Baca juga: Peta menunjukkan prasangka mana yang berlaku di negara bagian mana di Jerman
Menurut Alves, reaksi-reaksi tersebut belum tentu bisa diturunkan dari model. Sebab model baru pada awalnya merupakan model yang menggambarkan perilaku setiap orang. Pakar tersebut menduga bahwa ada faktor-faktor lain yang memainkan peran yang lebih menentukan terkait dengan pengungsi dan prasangka yang muncul dari mereka. Misalnya, seberapa terbuka seseorang terhadap pengalaman baru dan seberapa jelas neurotisismenya, yaitu betapa tidak stabilnya emosi mereka. Ciri-ciri kepribadian individu dan sejarah pembelajaran cenderung memainkan peran yang lebih besar.

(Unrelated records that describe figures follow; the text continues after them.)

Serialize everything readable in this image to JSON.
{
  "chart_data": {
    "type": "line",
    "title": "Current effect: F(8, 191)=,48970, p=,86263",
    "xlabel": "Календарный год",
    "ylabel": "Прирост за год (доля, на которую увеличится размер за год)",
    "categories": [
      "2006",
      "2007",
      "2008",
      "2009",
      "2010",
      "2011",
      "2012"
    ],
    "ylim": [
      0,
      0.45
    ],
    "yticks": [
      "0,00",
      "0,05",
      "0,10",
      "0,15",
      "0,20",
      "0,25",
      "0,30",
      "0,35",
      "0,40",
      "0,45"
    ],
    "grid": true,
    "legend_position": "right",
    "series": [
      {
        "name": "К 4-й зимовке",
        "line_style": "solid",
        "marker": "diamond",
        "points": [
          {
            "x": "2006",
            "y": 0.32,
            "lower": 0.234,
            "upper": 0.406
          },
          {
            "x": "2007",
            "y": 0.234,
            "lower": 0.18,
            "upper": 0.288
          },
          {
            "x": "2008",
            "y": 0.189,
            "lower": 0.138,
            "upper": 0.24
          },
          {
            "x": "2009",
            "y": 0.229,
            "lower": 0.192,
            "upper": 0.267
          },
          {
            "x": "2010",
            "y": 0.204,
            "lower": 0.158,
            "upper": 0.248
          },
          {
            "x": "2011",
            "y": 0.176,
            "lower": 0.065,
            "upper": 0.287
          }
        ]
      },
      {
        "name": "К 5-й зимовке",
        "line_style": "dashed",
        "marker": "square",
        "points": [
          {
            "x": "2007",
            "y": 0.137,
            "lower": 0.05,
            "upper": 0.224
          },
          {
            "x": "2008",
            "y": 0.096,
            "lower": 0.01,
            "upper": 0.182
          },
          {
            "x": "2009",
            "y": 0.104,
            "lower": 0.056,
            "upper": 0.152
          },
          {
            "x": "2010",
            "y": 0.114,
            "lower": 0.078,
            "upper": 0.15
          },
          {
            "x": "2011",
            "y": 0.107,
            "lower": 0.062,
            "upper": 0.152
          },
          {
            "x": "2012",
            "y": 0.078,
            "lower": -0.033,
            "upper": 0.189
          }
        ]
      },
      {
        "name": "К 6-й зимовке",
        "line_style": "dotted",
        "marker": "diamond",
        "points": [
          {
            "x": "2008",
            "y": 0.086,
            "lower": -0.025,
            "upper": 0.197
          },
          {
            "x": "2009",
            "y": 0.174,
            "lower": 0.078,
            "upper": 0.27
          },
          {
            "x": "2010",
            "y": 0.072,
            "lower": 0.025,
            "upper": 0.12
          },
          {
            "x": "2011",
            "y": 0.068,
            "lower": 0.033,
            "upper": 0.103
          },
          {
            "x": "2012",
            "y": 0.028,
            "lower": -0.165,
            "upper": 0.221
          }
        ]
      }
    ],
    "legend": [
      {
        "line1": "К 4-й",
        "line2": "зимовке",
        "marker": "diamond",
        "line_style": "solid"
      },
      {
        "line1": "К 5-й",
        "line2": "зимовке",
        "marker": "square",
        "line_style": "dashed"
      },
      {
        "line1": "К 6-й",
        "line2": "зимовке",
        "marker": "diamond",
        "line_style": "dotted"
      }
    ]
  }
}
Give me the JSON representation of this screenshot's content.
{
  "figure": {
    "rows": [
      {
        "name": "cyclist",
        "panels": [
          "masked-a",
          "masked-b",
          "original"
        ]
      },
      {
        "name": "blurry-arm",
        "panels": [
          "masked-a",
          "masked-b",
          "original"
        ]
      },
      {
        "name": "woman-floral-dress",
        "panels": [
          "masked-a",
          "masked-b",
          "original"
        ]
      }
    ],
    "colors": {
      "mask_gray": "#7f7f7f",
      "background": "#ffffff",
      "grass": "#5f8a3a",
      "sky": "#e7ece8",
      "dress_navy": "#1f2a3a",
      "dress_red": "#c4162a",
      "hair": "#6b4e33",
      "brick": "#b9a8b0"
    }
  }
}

Namun menurut ahli, model tersebut dapat memberikan kontribusi terhadap beberapa penjelasan. Karena semakin sering kita bertemu seseorang atau suatu kelompok, semakin kecil kemungkinan kita memperhatikan perbedaan. Sebaliknya, ini juga tentang kesepakatan. Kebencian, yaitu kebencian dan prasangka terhadap orang asing, paling besar terjadi di tempat yang jumlah orang asingnya paling sedikit. Artinya tidak ada pertemuan rutin. Menurut Alves, seringkali informasi hanya tersedia dalam konteks negatif, misalnya dari televisi. Seringnya bertemu dengan sekelompok orang asing kemungkinan besar akan mengubah persepsi.
Secara sadar carilah sifat-sifat positif sejak awal
Kini Hans Alves ingin menyelidiki lebih jauh apa yang terjadi jika Anda lebih sering bertemu dengan kelompok yang awalnya aneh. Bagaimana jika Anda tinggal bersama alien di planet ini dan melakukan kontak dengan mereka secara teratur? Bagaimana jika Anda tiba-tiba menjadi bagian dari kelompok dan kelompok luar menjadi kelompok dalam? Menurut pakar tersebut, fokusnya adalah pada persamaan dan bukan pada perbedaan. “Kalau begitu, menurutku menarik apa yang terjadi ketika kamu kembali ke kelompok asalmu.” Karena in-group dapat dianggap sebagai out-group dan Anda melihat perbedaan tertentu untuk pertama kalinya.
Menurut sang ahli, ada beberapa hal yang dapat Anda lakukan untuk menghindari memberi label negatif dan prasangka pada orang lain: “Secara umum, dengan kemauan dan kesadaran akan hal itu, Anda dapat melakukan banyak hal dan melawan persepsi Anda sendiri,” katanya kepada Business. Orang dalam. Anda dapat mencoba untuk lebih berempati dan menempatkan diri Anda pada posisi orang lain. Saat Anda bertemu orang baru, Anda mungkin mencari perbedaan dan mungkin juga secara khusus mencari persamaan. Kemudian, menurut Alves, Anda tidak hanya memperhatikan kualitas negatif tetapi juga positif dari orang lain.